Debts, Family History and Sunshine


It has been a busy and enjoyable week for the most part, except for things that did not bring joy.  The unexpected demand for Council Tax that I thought had been dealt with turned up today and brought me great joy indeed.  How enjoyable however is the ability to pay such things via the web rather than walking into the office or posting a cheque, though I do that for other debts.  So much easier to pay bills this way and think you have money to spare until you count the money in your pocket.  I am now emptying the cider jar of loose copper coins just in case....

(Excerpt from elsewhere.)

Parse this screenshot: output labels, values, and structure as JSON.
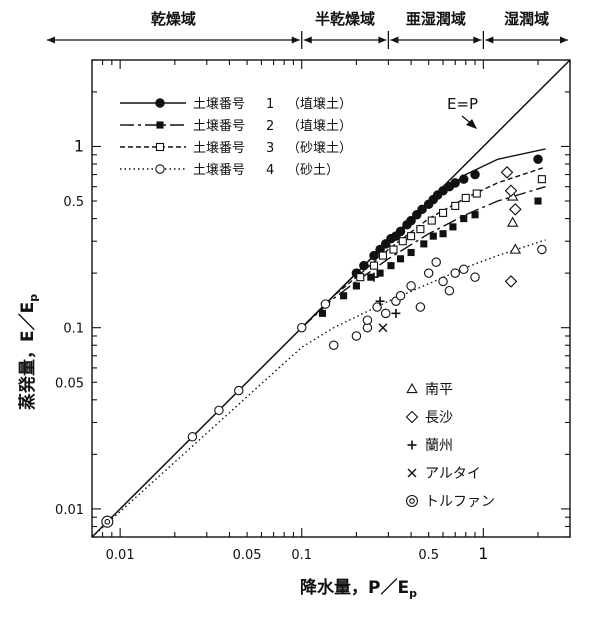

Coming home from the museum on Tuesday I fell into a deep sleep, I usually do, but later, before the seven nil thrashing Celtic took from Barcelona (no sniggering at the back) I noted a name of one of my grandfathers first sons. He married twice and we descend from his second attempt (which failed) and I have been tracing the first family slowly for some time.  For some reason a name arose and when I had the time (Wednesday) I sat down and traced one lost sheep.  I also found Granddad's 1906 marriage record where the phrase 'met through drink' is not mentioned.  The son however was traceable in some ways, he had joined the Royal Naval Volunteer Reserve and was enlisted on a Minesweeper HMS 'Azalea' which served in several places including the Mediterranean.  He survived the war but died in London late 1936.  His sister confirmed his body but as he was only 49 I begin to wonder why he died and why I cannot find his death record.  His probate is noted but no mention of money appears.  My aunt mentioned a son taking cyanide and so did the other she said, but memory plays tricks and she may not have been revealing the truth, she was of that nature regarding bad things.  The wife appears in Dundee Lunatic Asylum and possibly there was something in the family, however time at sea, with only one recorded incident when the ship was damaged by a mine is noted, but maybe that had a leftover with him?  Several more to investigate, though little Mary last born was soon to pass on at less than a year, sisters to investigate and a brother or two to research.  All good fun and games when you can discover something innit?

   
After spending two days sitting inside seeking dead people I daundered out on a long walk - for me - and spent some time in the very hot sunshine.  I even wore those tinted glasses that made made several young women mistake me for a Hollywood star or James Bond.  However tiring of their attentions I continued on my way clearing the spiders webs from my mind and taking in what is probably the last real sun we will see.  The rain is here in places tonight, thunder & lightning with possibly more tomorrow.  Dawn arriving as it did on Tuesday (see top picture) will be a thing of the past, dark clouds will hide the round yellow thing once again.  Then by Monday ice flows will be seen in the local rivers, frostbite will be my friend and a Normal October will inform us of its arrival.   The joy continues.